News for those who live, work and play in the Santiam Canyon

Commissioners refer mushroom issue to Linn County residents

Linn County Communications Officer.

Linn County residents will have the opportunity to vote on whether they want to allow the production of psilocybin mushrooms outside of incorporated cities on the November ballot, Commissioners Roger Nyquist, Sherrie Sprenger and Will Tucker agreed unanimously June 21.

In the November 2020 election, Oregonians approved Ballot Measure 109, which legalized the use of psilocybin – often referred to as psychedelic – mushrooms. Proponents believe psilocybin may be effective in the treatment of PTSD and drug addictions.

Although the ballot measure passed statewide, it was defeated in Linn County, 55 to 44 percent. The commissioners said they believe Linn County residents would like to vote on the issue locally.

All of Oregon’s 36 counties were included when the measure was passed statewide, but the measure allows counties to refer the issue to prohibit the production, manufacture and development of service centers to local residents.

The commissioners all agreed that the state’s previous forays into legalizing marijuana and decriminalizing harder drugs such as methamphetamines and heroin, have failed.

Board Chairman Nyquist said that decriminalizing hard drugs may “work in some society, somewhere, but that has not been the case in Oregon.”

He said the state was warned by members of the Oregon Liquor Control Commission that legalizing marijuana – without putting curbs on quantities of production to match consumer demand – would lead to a huge over production issue and it has. The current estimate is that the state produces five times more marijuana than Oregonians consume, which has led to a major black market issue.

“It is a mess,” Nyquist said.

The commissioners also agreed that marijuana grow operations have caused contamination issues in homes, due to the high humidity needed to grow the plants. It leads to mold and other issues in homes, often rented from other people.

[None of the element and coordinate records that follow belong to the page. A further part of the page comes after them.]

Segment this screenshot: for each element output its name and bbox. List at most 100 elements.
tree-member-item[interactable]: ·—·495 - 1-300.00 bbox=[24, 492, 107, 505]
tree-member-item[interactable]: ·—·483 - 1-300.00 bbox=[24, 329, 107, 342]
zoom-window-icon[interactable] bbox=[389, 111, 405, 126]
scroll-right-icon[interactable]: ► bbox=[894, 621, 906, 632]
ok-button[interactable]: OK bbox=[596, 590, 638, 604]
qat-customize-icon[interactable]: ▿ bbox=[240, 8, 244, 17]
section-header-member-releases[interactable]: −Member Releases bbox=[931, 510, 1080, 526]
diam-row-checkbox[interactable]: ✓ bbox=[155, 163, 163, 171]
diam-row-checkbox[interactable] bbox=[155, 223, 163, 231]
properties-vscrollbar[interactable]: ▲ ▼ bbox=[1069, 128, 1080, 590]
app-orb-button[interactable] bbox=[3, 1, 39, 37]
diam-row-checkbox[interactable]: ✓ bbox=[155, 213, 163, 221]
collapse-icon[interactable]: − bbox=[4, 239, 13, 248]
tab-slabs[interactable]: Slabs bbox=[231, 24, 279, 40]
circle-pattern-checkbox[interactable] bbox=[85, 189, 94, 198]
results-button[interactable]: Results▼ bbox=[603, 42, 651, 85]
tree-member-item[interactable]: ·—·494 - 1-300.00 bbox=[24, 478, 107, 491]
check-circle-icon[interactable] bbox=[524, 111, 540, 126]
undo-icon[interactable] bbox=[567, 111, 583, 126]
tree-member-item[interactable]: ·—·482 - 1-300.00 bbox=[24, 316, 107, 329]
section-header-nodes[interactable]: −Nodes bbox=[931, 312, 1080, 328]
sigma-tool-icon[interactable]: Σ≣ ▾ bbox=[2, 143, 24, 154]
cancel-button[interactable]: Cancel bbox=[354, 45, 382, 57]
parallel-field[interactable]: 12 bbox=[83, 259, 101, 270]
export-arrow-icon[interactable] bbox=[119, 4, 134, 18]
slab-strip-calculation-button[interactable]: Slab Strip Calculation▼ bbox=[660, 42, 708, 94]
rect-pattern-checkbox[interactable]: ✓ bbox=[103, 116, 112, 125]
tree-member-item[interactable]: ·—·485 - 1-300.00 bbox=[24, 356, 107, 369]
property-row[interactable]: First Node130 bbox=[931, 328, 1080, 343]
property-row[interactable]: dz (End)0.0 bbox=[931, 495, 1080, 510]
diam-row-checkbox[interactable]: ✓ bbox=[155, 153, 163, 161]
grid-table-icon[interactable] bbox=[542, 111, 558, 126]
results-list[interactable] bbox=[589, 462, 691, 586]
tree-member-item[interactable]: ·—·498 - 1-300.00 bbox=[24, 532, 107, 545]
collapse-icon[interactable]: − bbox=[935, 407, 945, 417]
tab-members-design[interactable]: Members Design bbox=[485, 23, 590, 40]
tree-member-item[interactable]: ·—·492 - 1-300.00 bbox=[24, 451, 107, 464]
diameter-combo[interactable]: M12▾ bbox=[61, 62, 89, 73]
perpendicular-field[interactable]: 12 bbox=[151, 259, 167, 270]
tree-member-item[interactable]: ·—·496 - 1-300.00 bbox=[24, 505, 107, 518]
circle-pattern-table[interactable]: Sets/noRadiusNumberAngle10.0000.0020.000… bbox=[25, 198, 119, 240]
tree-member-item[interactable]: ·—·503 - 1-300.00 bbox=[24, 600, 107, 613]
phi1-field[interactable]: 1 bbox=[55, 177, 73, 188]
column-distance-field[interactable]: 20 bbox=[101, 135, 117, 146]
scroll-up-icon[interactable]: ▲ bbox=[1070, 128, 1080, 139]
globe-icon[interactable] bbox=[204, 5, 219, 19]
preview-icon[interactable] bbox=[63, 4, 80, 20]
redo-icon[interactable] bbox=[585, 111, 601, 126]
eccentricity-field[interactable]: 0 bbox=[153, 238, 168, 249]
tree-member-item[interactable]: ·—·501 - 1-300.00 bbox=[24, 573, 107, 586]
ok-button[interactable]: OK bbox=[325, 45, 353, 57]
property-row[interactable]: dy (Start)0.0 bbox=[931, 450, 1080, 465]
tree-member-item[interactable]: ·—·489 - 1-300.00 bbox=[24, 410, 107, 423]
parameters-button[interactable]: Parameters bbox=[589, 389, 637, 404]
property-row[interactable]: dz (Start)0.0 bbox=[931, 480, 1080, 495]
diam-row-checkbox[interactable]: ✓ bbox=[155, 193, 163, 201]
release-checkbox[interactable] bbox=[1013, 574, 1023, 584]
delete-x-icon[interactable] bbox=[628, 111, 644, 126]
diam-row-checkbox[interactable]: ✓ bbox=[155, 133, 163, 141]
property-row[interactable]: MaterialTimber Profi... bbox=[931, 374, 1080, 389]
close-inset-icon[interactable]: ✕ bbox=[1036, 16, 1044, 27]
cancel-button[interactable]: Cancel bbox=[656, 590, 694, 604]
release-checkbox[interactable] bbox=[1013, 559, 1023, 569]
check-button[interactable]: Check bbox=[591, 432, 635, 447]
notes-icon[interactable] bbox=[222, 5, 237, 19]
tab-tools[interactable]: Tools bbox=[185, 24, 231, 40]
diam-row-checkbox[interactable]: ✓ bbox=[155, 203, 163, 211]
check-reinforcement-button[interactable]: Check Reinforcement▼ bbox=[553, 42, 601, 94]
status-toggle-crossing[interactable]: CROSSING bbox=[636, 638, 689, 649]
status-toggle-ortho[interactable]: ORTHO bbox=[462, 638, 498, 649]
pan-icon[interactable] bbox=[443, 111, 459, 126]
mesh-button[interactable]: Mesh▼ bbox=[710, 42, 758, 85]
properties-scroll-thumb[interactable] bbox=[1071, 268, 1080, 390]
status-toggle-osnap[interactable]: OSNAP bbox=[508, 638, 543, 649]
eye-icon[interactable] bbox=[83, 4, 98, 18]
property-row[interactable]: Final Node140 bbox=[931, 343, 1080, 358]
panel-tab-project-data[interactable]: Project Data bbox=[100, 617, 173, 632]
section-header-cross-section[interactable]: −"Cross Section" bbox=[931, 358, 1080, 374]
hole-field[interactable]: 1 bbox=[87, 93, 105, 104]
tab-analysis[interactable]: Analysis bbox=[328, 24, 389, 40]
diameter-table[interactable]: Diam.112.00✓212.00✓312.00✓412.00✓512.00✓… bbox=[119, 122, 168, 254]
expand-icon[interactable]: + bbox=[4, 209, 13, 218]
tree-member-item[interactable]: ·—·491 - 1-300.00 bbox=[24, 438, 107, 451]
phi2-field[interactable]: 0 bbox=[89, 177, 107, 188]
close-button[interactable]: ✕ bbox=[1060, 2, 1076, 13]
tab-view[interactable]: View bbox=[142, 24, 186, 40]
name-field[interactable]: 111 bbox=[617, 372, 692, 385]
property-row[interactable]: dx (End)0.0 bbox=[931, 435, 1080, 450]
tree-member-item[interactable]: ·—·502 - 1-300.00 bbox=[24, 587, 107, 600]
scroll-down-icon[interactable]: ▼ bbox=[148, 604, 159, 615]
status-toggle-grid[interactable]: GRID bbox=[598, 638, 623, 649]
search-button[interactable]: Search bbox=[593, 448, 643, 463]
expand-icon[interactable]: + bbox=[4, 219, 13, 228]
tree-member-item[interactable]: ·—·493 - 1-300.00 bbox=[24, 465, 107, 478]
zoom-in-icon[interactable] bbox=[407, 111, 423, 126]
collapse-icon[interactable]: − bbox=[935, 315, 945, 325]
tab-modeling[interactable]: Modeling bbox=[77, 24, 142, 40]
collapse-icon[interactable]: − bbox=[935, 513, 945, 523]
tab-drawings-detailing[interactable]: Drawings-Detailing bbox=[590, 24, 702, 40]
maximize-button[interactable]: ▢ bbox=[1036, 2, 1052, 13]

The commissioners asked staff to develop a proposal that could be placed on the November ballot and bring that information back for review.

In other business, the commissioners:

• Learned there were 75 births (34 girls/41 boys) and 113 deaths in Linn County in May. There were 1,000 COVID-19 cases and three deaths in which it could have been a factor.

• Approved annual service contracts between the Linn County Sheriff’s Office and the cities of Brownsville, Halsey, Harrisburg, Lyons, Mill City, Millersburg and Scio.

• Approved a contract to provide 34 beds at the Linn County Jail for the Department of Corrections — Parole and Probation for a total of $10,549,996.40.

• Approved the purchase of a new backhoe for the Road Department at a cost of $146,011.

• Approved a $125,445 contract with Garten Services to provide janitorial services at the Annex, General Services, the Hurd Building, Lebanon Health Center, Washington Street Health and the Willamette Health Center.

• Supported a request by the Santiam Hospital to expand its mental health program, especially for people living in the Santiam Canyon who were affected by the September 2020 wildfires.

• Approved writing off $4,143 in uncollectible fees for Mental Health Services and another $3,050 for the Alcohol and Drug Treatment Program.

• Appointed Emma Deane to Position 7 of the Linn County Alcohol and Drug Planning Committee and Shawnell Tolliver to Position 6 and Scott McKee to Position 13 on the Linn County Mental Health Advisory Board.

• Approved a 5 percent Cost of Living Adjustment (the same as union members) for the county’s elected officials, management exempt and Teamster members. They did not receive a COLA last year and inflation is currently pegged at more than 8 percent. Chairman Nyquist did not accept a COLA.

• Approved the purchase of a pre-built, all-concrete CST restroom for $94,630 to replace a 50-year-old unit at Waterloo County Park.